House immigration advocates plan to employ deceptive language to lull skeptics. The term “provisional” permanent residency may be used along with a promise to delay the proverbial path to citizenship for five, ten or even 13 years. But provisional status (legalization) includes immediate work authorization for 12-20 million illegal immigrants. For the 20 million unemployed Americans, they’ll have to compete in an expanded labor pool. In short, legalization is amnesty.

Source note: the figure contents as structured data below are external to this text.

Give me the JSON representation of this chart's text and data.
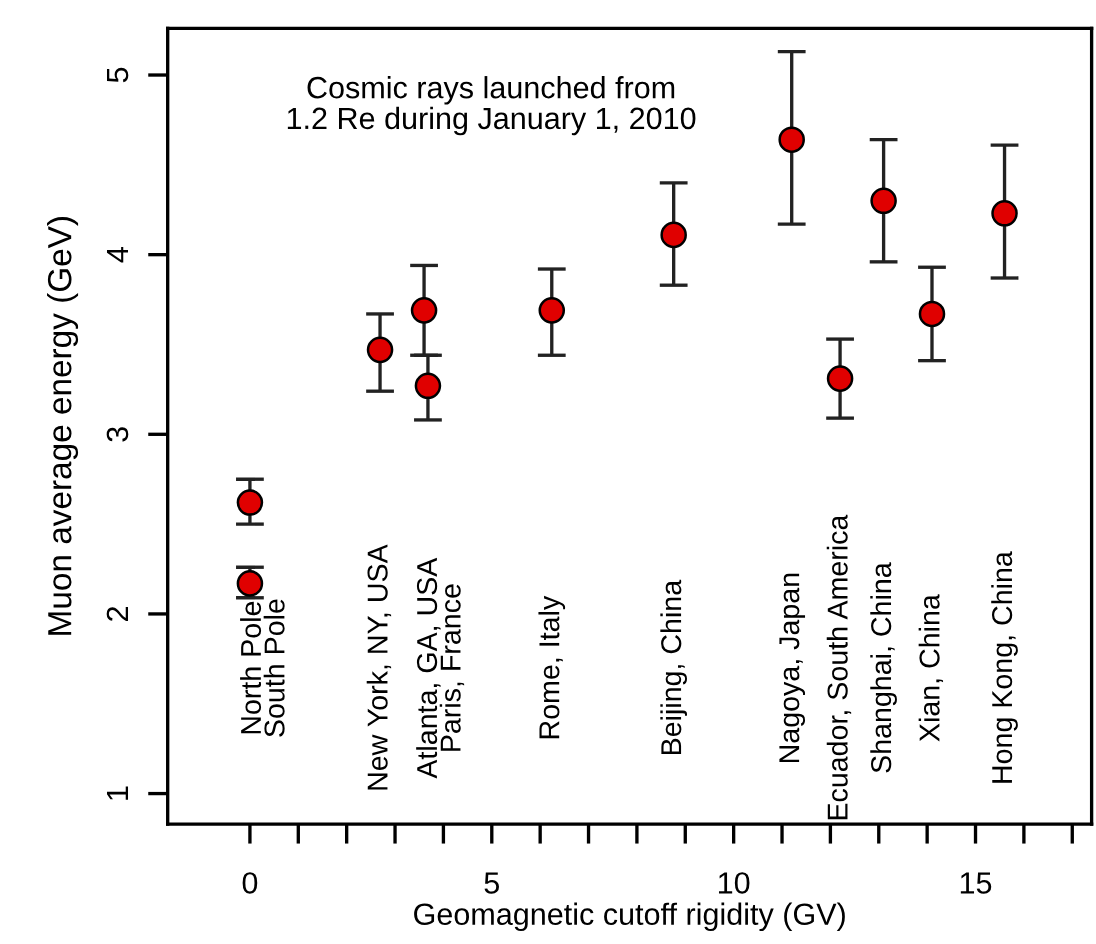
{
  "chart_data": {
    "type": "scatter",
    "xlabel": "Geomagnetic cutoff rigidity (GV)",
    "ylabel": "Muon average energy (GeV)",
    "x": [
      0.0,
      0.0,
      2.69,
      3.6,
      3.68,
      6.24,
      8.76,
      11.2,
      12.2,
      13.1,
      14.1,
      15.6
    ],
    "series": [
      {
        "color": "#e00000",
        "values": [
          2.62,
          2.17,
          3.47,
          3.69,
          3.27,
          3.69,
          4.11,
          4.64,
          3.31,
          4.3,
          3.67,
          4.23
        ],
        "errors": [
          [
            2.5,
            2.75
          ],
          [
            2.09,
            2.26
          ],
          [
            3.24,
            3.67
          ],
          [
            3.44,
            3.94
          ],
          [
            3.08,
            3.44
          ],
          [
            3.44,
            3.92
          ],
          [
            3.83,
            4.4
          ],
          [
            4.17,
            5.13
          ],
          [
            3.09,
            3.53
          ],
          [
            3.96,
            4.64
          ],
          [
            3.41,
            3.93
          ],
          [
            3.87,
            4.61
          ]
        ]
      }
    ],
    "marker": "circle",
    "xlim": [
      -1.7,
      17.4
    ],
    "ylim": [
      0.83,
      5.26
    ],
    "xticks": [
      0,
      {
        "value": 1,
        "label": null
      },
      {
        "value": 2,
        "label": null
      },
      {
        "value": 3,
        "label": null
      },
      {
        "value": 4,
        "label": null
      },
      5,
      {
        "value": 6,
        "label": null
      },
      {
        "value": 7,
        "label": null
      },
      {
        "value": 8,
        "label": null
      },
      {
        "value": 9,
        "label": null
      },
      10,
      {
        "value": 11,
        "label": null
      },
      {
        "value": 12,
        "label": null
      },
      {
        "value": 13,
        "label": null
      },
      {
        "value": 14,
        "label": null
      },
      15,
      {
        "value": 16,
        "label": null
      },
      {
        "value": 17,
        "label": null
      }
    ],
    "yticks": [
      1,
      2,
      3,
      4,
      5
    ],
    "grid": false,
    "legend": false,
    "annotations": [
      "Cosmic rays launched from\n1.2 Re during January 1, 2010",
      "North Pole\nSouth Pole",
      "New York, NY, USA",
      "Atlanta, GA, USA\nParis, France",
      "Rome, Italy",
      "Beijing, China",
      "Nagoya, Japan",
      "Ecuador, South America",
      "Shanghai, China",
      "Xian, China",
      "Hong Kong, China"
    ]
  }
}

The House is under continuous pressure to increase the H-1B visa cap, now set at 65,000, to 180,000, the total the Senate approved when it passed S.744 last June. Led by multibillionaire Mark Zuckerberg, the high-tech lobby has relentlessly pushed for more visas even though numerous reports have found that there’s no shortage of unemployed American tech workers.

In May 2013, just as the Senate was in its final deliberations, Georgetown University’s Center on Education and the Workforce issued its report which found that recent computer and mathematics graduates face 9.1 unemployment, while recent engineering graduates have an unemployment rate of 7.4 percent. With such high unemployment, adding more guest workers makes the job search for young graduates more difficult. Dozens of reports that reached the same conclusion have been released during the last two years, including one from the Economic Policy Institute, another from the Federal Reserve Bank and a third from the Columbia Journalism Review.

Boehner and his like-minded colleagues have scheduled at least one more secret meeting before January’s end. But rank and file resistance is rising. By the time the calendar turns to February, immigration reform might be dead, at least until after the November election. That’s cold comfort, however, because if there’s one thing patriots know it’s that we can only wound amnesty lobbyists. They always get up to fight another day. But then, so do we.